We were insane to plan a two-week trip that meant working during it was a requirement. Here we are, in the middle of a family crisis, and not having been here in a year and a half — and we end up on our computers and crackberries. We haven’t had a moment to spare this whole week. My godfather dropped by to say hello and didn’t stay because he saw we were working. How stupid is that? To be here and not even get to see the people we came to see because of work. All I have to say for myself is that at least we got to come. The technology that tethers us to our work lives also allows us to work while we sit on the in-laws back porch at DeBordieu — overlooking the inland salt water creek…(that would be me, right now.)

So the beach. We got here three days ago and mom came too. It was a first among firsts. My parents, as a rule, do not intermingle with the in-laws. And it’s been 21 years. But mom came to the delight of Miss 6, who had three of her four grandmas all together for possibly the first time in her life. And mom loved it. We spent the first afternoon camped by the ocean, cold beers close at hand. Then the next day we packed up for an entire day of beachin’ it. It was heaven.

The hubby’s mom and grandma love to cook, so we’ve enjoyed fabulous meals and drank good wine. Then mom left and just as quickly slipped back into melodrama mode. Eye-eye-eye…

The other day when we were making the drive to the funky lunch place I saw a Kodak moment. (One of these days I’ll finally buy that SLR!) Off to the side of the country road, I spotted an old worn sign: Arthur’s Funeral Home…Because your loved ones only deserve the best. Hmmm. Then I looked fully at Arthur’s. It was a low slung, decaying brick ranch with a carport. Under the carport — parked in a tangle of weeds — was the hearse. It was missing its front wheels. Only the best…ah yes.

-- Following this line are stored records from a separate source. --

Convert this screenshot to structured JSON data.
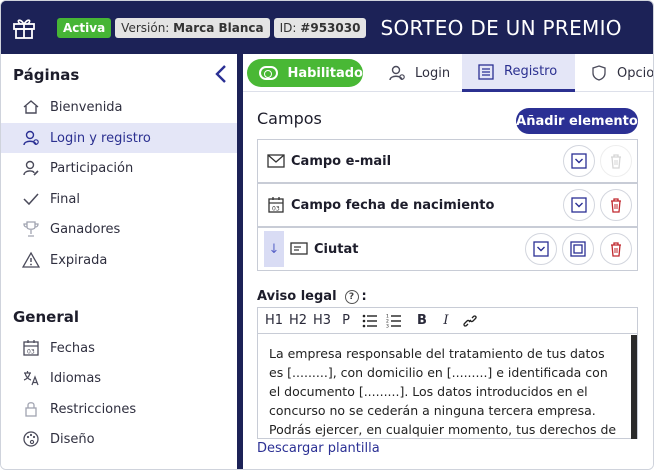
{
  "header": {
    "status": "Activa",
    "version_prefix": "Versión:",
    "version_value": "Marca Blanca",
    "id_prefix": "ID:",
    "id_value": "#953030",
    "title": "SORTEO DE UN PREMIO"
  },
  "sidebar": {
    "section1": "Páginas",
    "pages": [
      {
        "label": "Bienvenida",
        "icon": "home-icon"
      },
      {
        "label": "Login y registro",
        "icon": "user-icon"
      },
      {
        "label": "Participación",
        "icon": "user-edit-icon"
      },
      {
        "label": "Final",
        "icon": "check-icon"
      },
      {
        "label": "Ganadores",
        "icon": "trophy-icon"
      },
      {
        "label": "Expirada",
        "icon": "warning-icon"
      }
    ],
    "section2": "General",
    "general": [
      {
        "label": "Fechas",
        "icon": "calendar-icon"
      },
      {
        "label": "Idiomas",
        "icon": "translate-icon"
      },
      {
        "label": "Restricciones",
        "icon": "lock-icon"
      },
      {
        "label": "Diseño",
        "icon": "palette-icon"
      }
    ]
  },
  "tabs": {
    "toggle_label": "Habilitado",
    "items": [
      {
        "label": "Login",
        "icon": "user-icon"
      },
      {
        "label": "Registro",
        "icon": "form-icon"
      },
      {
        "label": "Opcio",
        "icon": "shield-icon"
      }
    ]
  },
  "main": {
    "section_title": "Campos",
    "add_button": "Añadir elemento",
    "fields": [
      {
        "label": "Campo e-mail",
        "icon": "envelope-icon"
      },
      {
        "label": "Campo fecha de nacimiento",
        "icon": "calendar-icon"
      },
      {
        "label": "Ciutat",
        "icon": "input-field-icon"
      }
    ],
    "aviso_label": "Aviso legal",
    "aviso_help": "?",
    "aviso_colon": ":",
    "toolbar": [
      "H1",
      "H2",
      "H3",
      "P"
    ],
    "legal_text": "La empresa responsable del tratamiento de tus datos es [.........], con domicilio en [.........] e identificada con el documento [.........]. Los datos introducidos en el concurso no se cederán a ninguna tercera empresa. Podrás ejercer, en cualquier momento, tus derechos de acceso, rectificación, supresión, oposición, limitación, portabilidad y",
    "download_link": "Descargar plantilla"
  },
  "colors": {
    "header_bg": "#1c2257",
    "active_green": "#46b535",
    "accent": "#2b3094",
    "delete_red": "#c0272d"
  }
}
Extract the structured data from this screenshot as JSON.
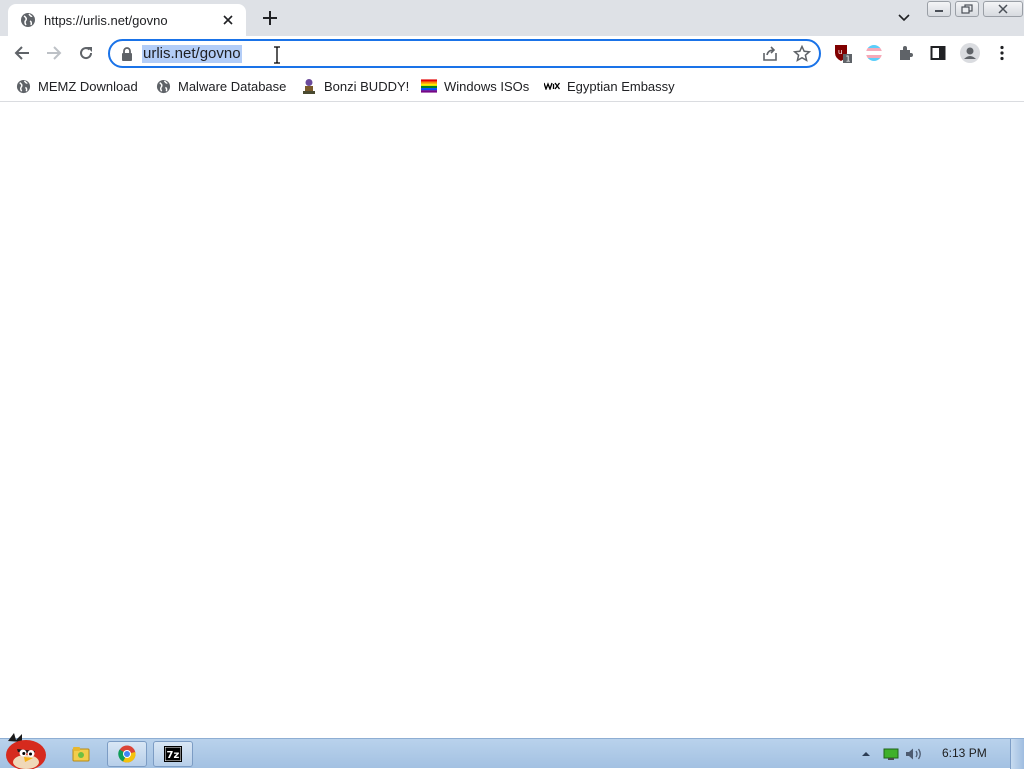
{
  "tab": {
    "title": "https://urlis.net/govno",
    "favicon": "globe-icon"
  },
  "window": {
    "controls": [
      "minimize",
      "restore",
      "close"
    ]
  },
  "omnibox": {
    "url": "urlis.net/govno"
  },
  "extensions": [
    "ublock-icon",
    "trans-flag-icon",
    "puzzle-icon",
    "side-panel-icon",
    "profile-icon",
    "kebab-menu-icon"
  ],
  "extension_badge": "1",
  "bookmarks": [
    {
      "label": "MEMZ Download",
      "icon": "globe-icon"
    },
    {
      "label": "Malware Database",
      "icon": "globe-icon"
    },
    {
      "label": "Bonzi BUDDY!",
      "icon": "bonzi-icon"
    },
    {
      "label": "Windows ISOs",
      "icon": "rainbow-flag-icon"
    },
    {
      "label": "Egyptian Embassy",
      "icon": "wix-icon"
    }
  ],
  "taskbar": {
    "icons": [
      "angry-bird-start-icon",
      "explorer-icon",
      "chrome-icon",
      "7zip-icon"
    ],
    "tray": [
      "show-hidden-icons",
      "network-icon",
      "volume-icon"
    ],
    "clock": "6:13 PM"
  },
  "colors": {
    "tabstrip": "#dee1e6",
    "accent": "#1a73e8",
    "selection": "#b3cdf7",
    "taskbar": "#b9d2ec"
  }
}
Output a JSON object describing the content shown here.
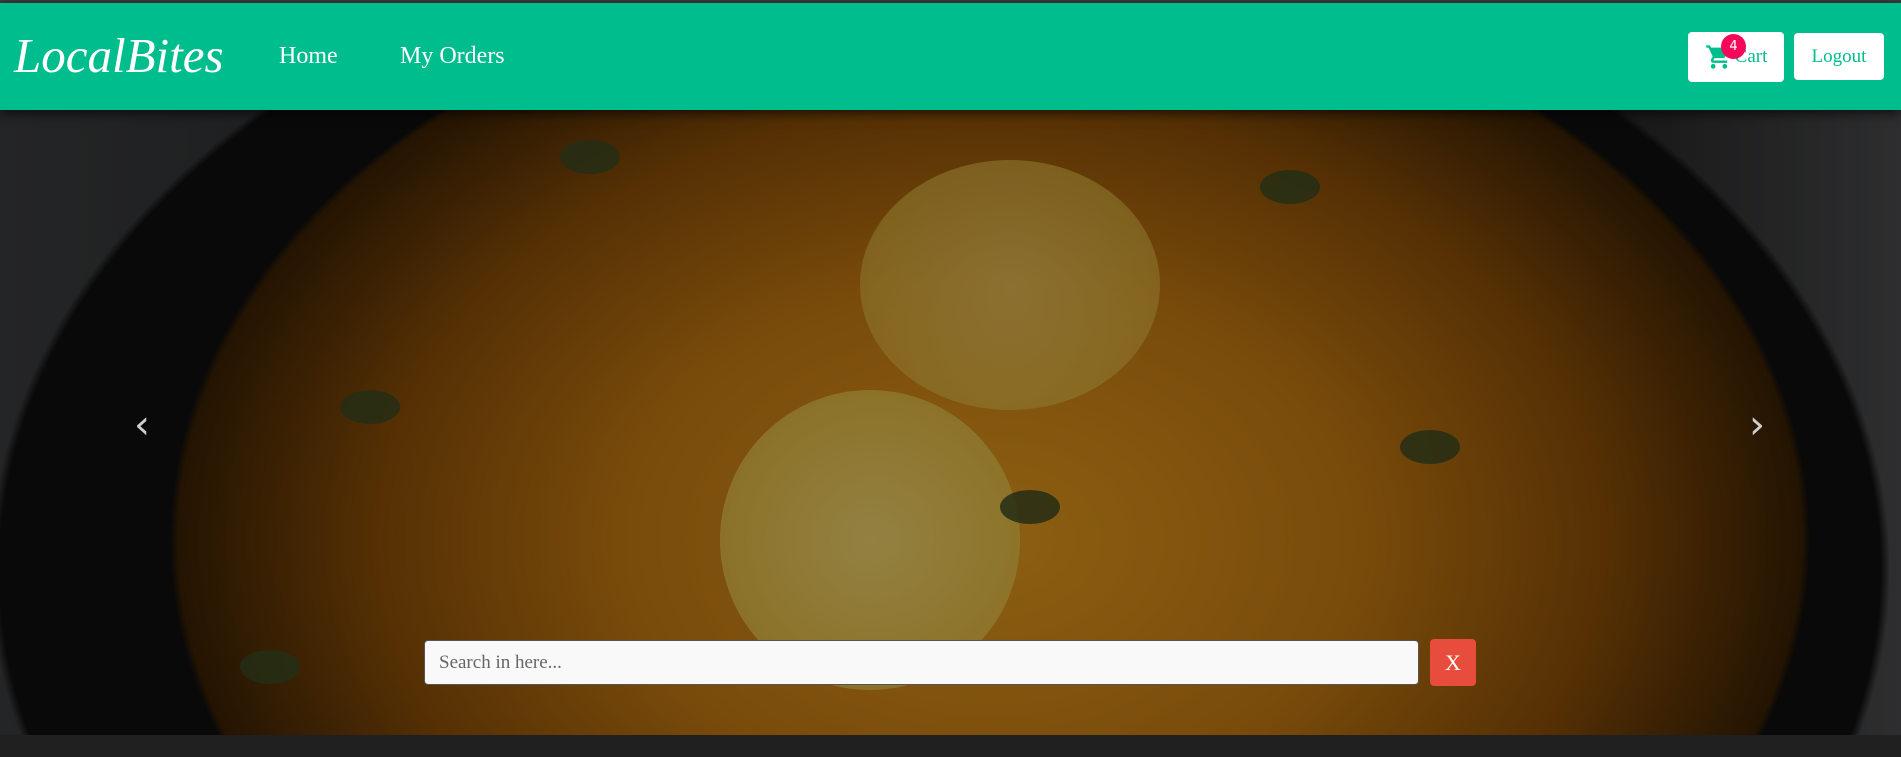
{
  "brand": {
    "name": "LocalBites",
    "color": "#00bd8d"
  },
  "nav": {
    "links": [
      {
        "label": "Home"
      },
      {
        "label": "My Orders"
      }
    ]
  },
  "actions": {
    "cart_label": "Cart",
    "cart_icon": "shopping-cart-icon",
    "cart_count": "4",
    "logout_label": "Logout"
  },
  "hero": {
    "prev_icon": "‹",
    "next_icon": "›"
  },
  "search": {
    "placeholder": "Search in here...",
    "value": "",
    "clear_label": "X"
  }
}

And, that, my friends, just about sums it up. Week one and the fun has just begun.

TODAY’S THEME SONG: Dangling on a String. The Chairmen of the Board. To make the trip down memory lane complete. And even Harry Smith and the Early Show were shagging on the battery in Charleston since we’ve been here. Gotta love that beach music!

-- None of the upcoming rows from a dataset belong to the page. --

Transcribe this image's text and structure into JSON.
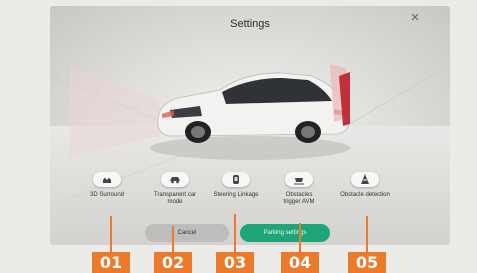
{
  "header": {
    "title": "Settings"
  },
  "close": {
    "glyph": "×"
  },
  "options": [
    {
      "label": "3D Surround",
      "icon": "car-top-icon"
    },
    {
      "label": "Transparent car mode",
      "icon": "car-side-icon"
    },
    {
      "label": "Steering Linkage",
      "icon": "steering-car-icon"
    },
    {
      "label": "Obstacles trigger AVM",
      "icon": "obstacle-car-icon"
    },
    {
      "label": "Obstacle detection",
      "icon": "cone-icon"
    }
  ],
  "buttons": {
    "cancel": "Cancel",
    "parking": "Parking settings"
  },
  "tags": [
    "01",
    "02",
    "03",
    "04",
    "05"
  ],
  "colors": {
    "accent": "#1ea57a",
    "tag": "#ec7a2c",
    "obstacle": "#c0303a"
  }
}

One Response to “>Dance in your Pants”

  1. Bubble Girl August 3, 2007 at 2:44 pm #

    >Love your writing Cassy, have I mentioned that? When I get my brain and concentration back (maybe in Massachusetts?) I’m going to do some serious research on how to make money from a blog and how to be discovered as a writer. You could be big.xxxxxx’s and welcome back. Thank you for the honor of using your home.